Leisha Camden said...

Because information has exploded, it is less concentrated in the hands a few scientists than in the past. So while you have Nobel prize winners and leaders in many fields, it becomes difficult to identify intellectual giants like Einstein and Darwin.

Not only that, but - I think - because information and education is so readily available these days (compared to, say, in Darwin's time) you also don't need to be an intellectual giant to become a good scientist doing useful work. In the western world at least, education is available to almost everyone, and almost everyone does get to learn all the basics. So you don't have to be of any unique intelligence to enter into a scientific field. If that makes sense. :-)

DrJ said...

Leisha, I agree and you are reinforcing my point.

Joshua said...

There's a related issue though: There are fewer long-hanging fruit. Two hundred years ago, you could do good science by just playing around with the right chemicals or such. The easy stuff has been already done. In order to do stuff now, things are much more likely to be difficult, complicated and require collaboration between lots of people. Consider the following historical example:

In the time of Galileo, he was able to make incredible discoveries using a simple telescope by himself.

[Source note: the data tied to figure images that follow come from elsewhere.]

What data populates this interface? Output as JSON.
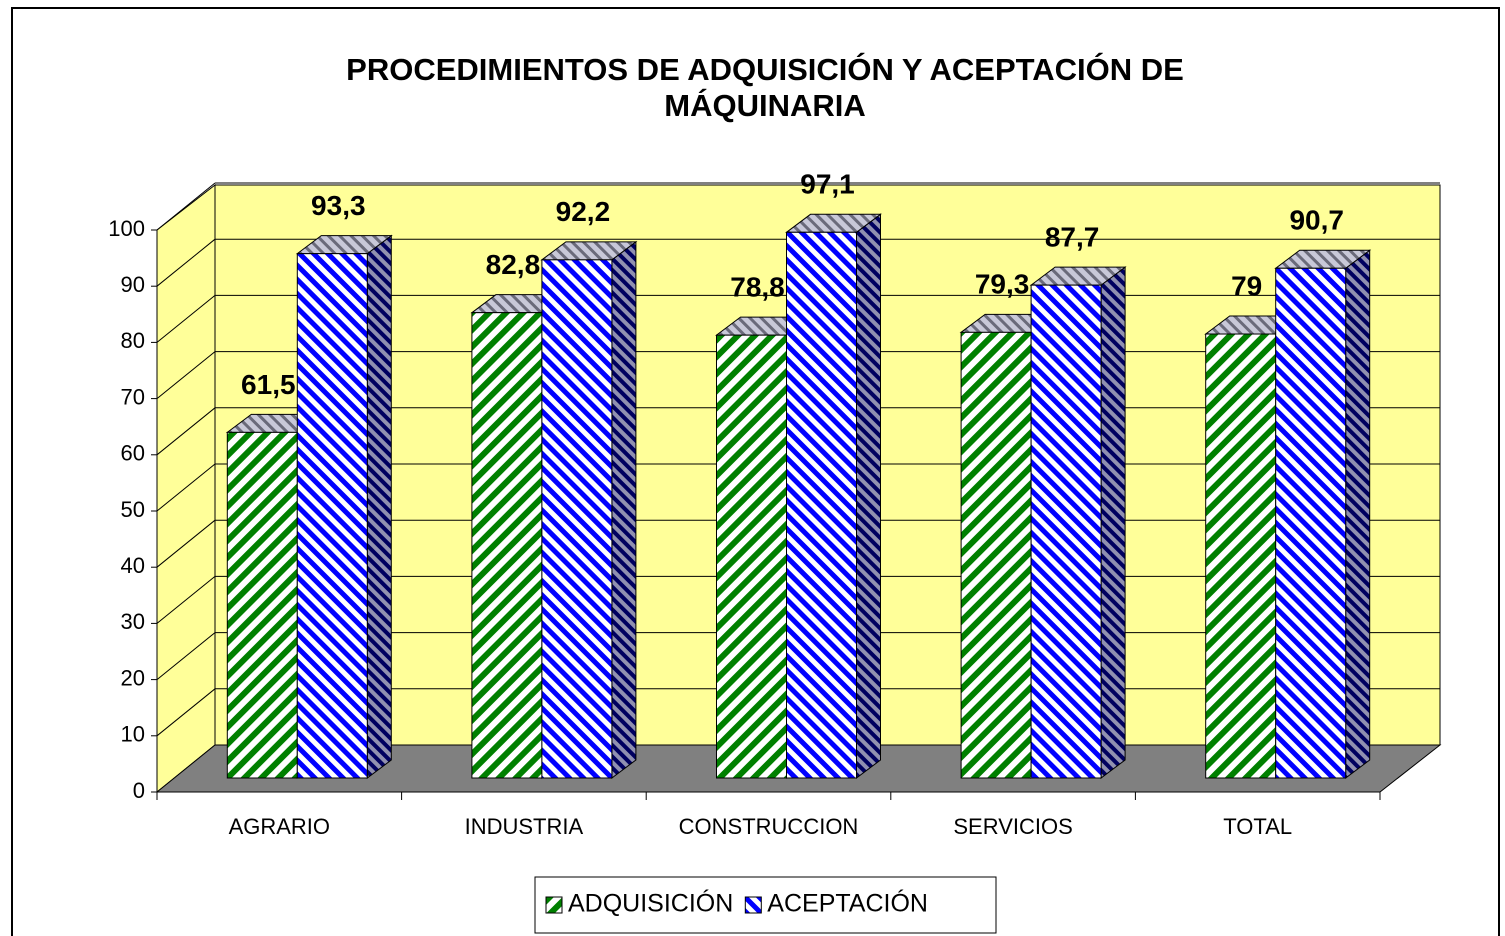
{
  "chart_data": {
    "type": "bar3d",
    "title": "PROCEDIMIENTOS DE ADQUISICIÓN Y ACEPTACIÓN DE MÁQUINARIA",
    "categories": [
      "AGRARIO",
      "INDUSTRIA",
      "CONSTRUCCION",
      "SERVICIOS",
      "TOTAL"
    ],
    "series": [
      {
        "name": "ADQUISICIÓN",
        "color": "#008000",
        "values": [
          61.5,
          82.8,
          78.8,
          79.3,
          79
        ],
        "value_labels": [
          "61,5",
          "82,8",
          "78,8",
          "79,3",
          "79"
        ]
      },
      {
        "name": "ACEPTACIÓN",
        "color": "#0000ff",
        "values": [
          93.3,
          92.2,
          97.1,
          87.7,
          90.7
        ],
        "value_labels": [
          "93,3",
          "92,2",
          "97,1",
          "87,7",
          "90,7"
        ]
      }
    ],
    "ylim": [
      0,
      100
    ],
    "yticks": [
      0,
      10,
      20,
      30,
      40,
      50,
      60,
      70,
      80,
      90,
      100
    ],
    "grid": true,
    "legend": "bottom"
  }
}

A hundred years ago, to make new discoveries already required much larger telescopes that were very precisely designed and constructed, costing tremendous amounts of money.

That's still true but now even the analysis often can't be done by a single person. Most astronomy papers now have at least four or five authors and many have more than that.

One sees similar patterns in chemistry, particle physics, math and other areas. The ratio of substantially new ideas to resources invested in the research is slowly but steadily going down.